Gleichgewichtsdialyse
Gel-Filtration
Aktivkohle-Adsorption
Präzipitation
Adsorption an Glasfiberfilter
Filtration über Glasfiberfilter
Zentrifugation
Dünnschnittautoradiographie
Zubereitung partikulärer Präparationen
Es gibt prinzipiell 2 unterschiedliche Strategien:
1. Qualitativer Nachweis einer Bindungsstelle, z.B. mittels immunologischer Verfahren. Dazu braucht man natürlich einen Antikörper gegen das Bindungsprotein. Die Wahrscheinlichkeit, daß der Antikörper mit der pharmakologisch relevanten Ligandbindungsstelle reagiert, ist gering, sodaß man aus solchen Experimenten meistens nichts über die Art der Ligand-Rezeptor-Wechselwirkung erfährt.
2. Quantitative Messung der Menge an Ligand-Rezeptor-Komplexen. Dazu braucht man einen markierten hochaffinen Liganden und ein Verfahren, gebundenen und nicht gebundenen Liganden voneinander zu trennen.
Im Folgenden werden Methoden vorgestellt, die bei der Verfolgung der 2. Strategie Anwendung finden. Dabei sollen die Komponenten einer einfachen Reaktion quantitativ erfaßt werden:
B + L* → BL*
B ...... unbesetzte Bindungsstelle

L* .... freier, markierter Ligand

BL* ...Ligand-Rezeptor-Komplex

Alle verwendeten Verfahren stehen vor dem Problem, den Komplex aus Bindungsstelle und markiertem Liganden vor dem Hintergrund des freien markierten Liganden zu bestimmen. Da beide gleich markiert sind, müssen sie voneinander getrennt werden. Dafür kommen alle biochemischen Techniken in Frage, die rasch niedermolekulare von hochmolekularen Molekülen bzw. Zellfragmenten trennen können. Durch die Trennung der Komponenten voneinander wird jedoch das Gleichgewicht gestört, mit der Konsequenz daß die Werte verfälscht werden, wenn der gestörte Zustand zu lange anhält. Deshalb muß die Trennung möglichst rasch erfolgen.

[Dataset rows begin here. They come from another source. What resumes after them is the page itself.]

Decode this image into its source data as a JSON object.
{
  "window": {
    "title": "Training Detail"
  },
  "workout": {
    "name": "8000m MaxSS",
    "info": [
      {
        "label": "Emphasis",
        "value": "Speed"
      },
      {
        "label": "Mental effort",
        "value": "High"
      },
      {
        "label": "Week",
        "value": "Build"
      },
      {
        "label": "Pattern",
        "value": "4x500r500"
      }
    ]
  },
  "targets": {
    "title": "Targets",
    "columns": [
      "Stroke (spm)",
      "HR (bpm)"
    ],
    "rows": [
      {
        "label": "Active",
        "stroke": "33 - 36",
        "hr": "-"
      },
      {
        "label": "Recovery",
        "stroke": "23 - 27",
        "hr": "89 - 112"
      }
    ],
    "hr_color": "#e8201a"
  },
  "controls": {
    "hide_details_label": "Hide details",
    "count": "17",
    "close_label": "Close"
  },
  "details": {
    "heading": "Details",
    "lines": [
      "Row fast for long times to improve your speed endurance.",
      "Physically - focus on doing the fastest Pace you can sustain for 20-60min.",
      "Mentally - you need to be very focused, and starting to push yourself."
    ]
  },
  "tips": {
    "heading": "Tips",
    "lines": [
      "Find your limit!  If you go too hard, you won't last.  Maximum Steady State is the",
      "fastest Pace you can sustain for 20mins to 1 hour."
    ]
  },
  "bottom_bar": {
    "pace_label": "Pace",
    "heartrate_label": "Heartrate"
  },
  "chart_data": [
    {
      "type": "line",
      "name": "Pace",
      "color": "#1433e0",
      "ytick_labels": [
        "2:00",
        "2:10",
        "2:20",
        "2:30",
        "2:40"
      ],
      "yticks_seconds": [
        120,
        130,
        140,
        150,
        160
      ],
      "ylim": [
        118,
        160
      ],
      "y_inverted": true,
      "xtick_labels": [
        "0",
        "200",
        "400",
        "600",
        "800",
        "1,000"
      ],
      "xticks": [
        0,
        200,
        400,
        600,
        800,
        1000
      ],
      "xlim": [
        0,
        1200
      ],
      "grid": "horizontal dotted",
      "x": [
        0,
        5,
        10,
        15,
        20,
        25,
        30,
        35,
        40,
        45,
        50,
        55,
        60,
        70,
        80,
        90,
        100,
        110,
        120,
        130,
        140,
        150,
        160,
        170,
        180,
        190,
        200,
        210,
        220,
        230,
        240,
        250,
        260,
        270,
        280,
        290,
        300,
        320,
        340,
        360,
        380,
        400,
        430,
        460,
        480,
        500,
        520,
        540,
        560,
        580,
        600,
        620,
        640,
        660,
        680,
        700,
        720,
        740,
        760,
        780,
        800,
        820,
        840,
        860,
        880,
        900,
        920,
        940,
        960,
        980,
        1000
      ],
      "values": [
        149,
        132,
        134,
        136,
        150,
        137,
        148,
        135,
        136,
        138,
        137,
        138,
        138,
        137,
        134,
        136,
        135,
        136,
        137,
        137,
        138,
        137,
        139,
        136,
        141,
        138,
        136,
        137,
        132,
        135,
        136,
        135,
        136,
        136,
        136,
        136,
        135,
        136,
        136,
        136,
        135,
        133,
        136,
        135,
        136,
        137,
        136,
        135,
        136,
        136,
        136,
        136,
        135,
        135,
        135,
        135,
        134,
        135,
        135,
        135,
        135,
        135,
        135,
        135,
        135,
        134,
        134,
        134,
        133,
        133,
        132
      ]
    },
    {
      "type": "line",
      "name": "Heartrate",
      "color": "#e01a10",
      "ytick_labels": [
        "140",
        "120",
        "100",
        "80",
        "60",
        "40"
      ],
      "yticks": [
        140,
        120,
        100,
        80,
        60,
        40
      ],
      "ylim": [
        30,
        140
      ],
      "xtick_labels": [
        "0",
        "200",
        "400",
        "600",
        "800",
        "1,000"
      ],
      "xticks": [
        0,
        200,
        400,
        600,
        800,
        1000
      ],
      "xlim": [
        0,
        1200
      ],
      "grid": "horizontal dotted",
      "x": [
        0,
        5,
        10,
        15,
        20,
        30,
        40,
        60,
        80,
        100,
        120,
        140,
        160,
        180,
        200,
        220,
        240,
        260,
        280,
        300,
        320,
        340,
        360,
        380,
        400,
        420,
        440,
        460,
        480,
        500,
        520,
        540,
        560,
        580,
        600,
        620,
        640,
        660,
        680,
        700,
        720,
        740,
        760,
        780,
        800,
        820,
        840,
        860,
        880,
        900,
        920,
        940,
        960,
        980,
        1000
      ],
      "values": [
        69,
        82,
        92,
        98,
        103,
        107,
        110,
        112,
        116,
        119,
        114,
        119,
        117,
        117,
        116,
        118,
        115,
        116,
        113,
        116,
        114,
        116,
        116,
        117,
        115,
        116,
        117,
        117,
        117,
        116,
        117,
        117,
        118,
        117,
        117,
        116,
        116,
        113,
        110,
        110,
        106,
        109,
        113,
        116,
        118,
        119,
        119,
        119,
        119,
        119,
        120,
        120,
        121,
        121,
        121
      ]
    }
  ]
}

Das einzige Verfahren, daß die exakte Bestimmung der Konzentrationen aller miteinander im Gleichgewicht stehenden Komponenten erlaubt, ohne das Gleichgewicht zu stören, ist die

Gleichgewichtsdialyse
 

Nur die niedermolekularen Ligandmoleküle (L*) können die semipermeable Membran durchdringen und erreichen schließlich innen und außen die gleiche Konzentration.

Die Aktivitäten L* und BL* + L* können direkt gemessen werden, ohne das Gleichgewicht zu stören. Bei besonders schwachen Bindungen (rasche Dissoziation) die einzige praktikable Methode.
 

Nachteile:
Immer gilt: L* >> BL*; daher ergibt sich BL* als Differenz zweier annähernd gleich großer Zahlen (ungenau)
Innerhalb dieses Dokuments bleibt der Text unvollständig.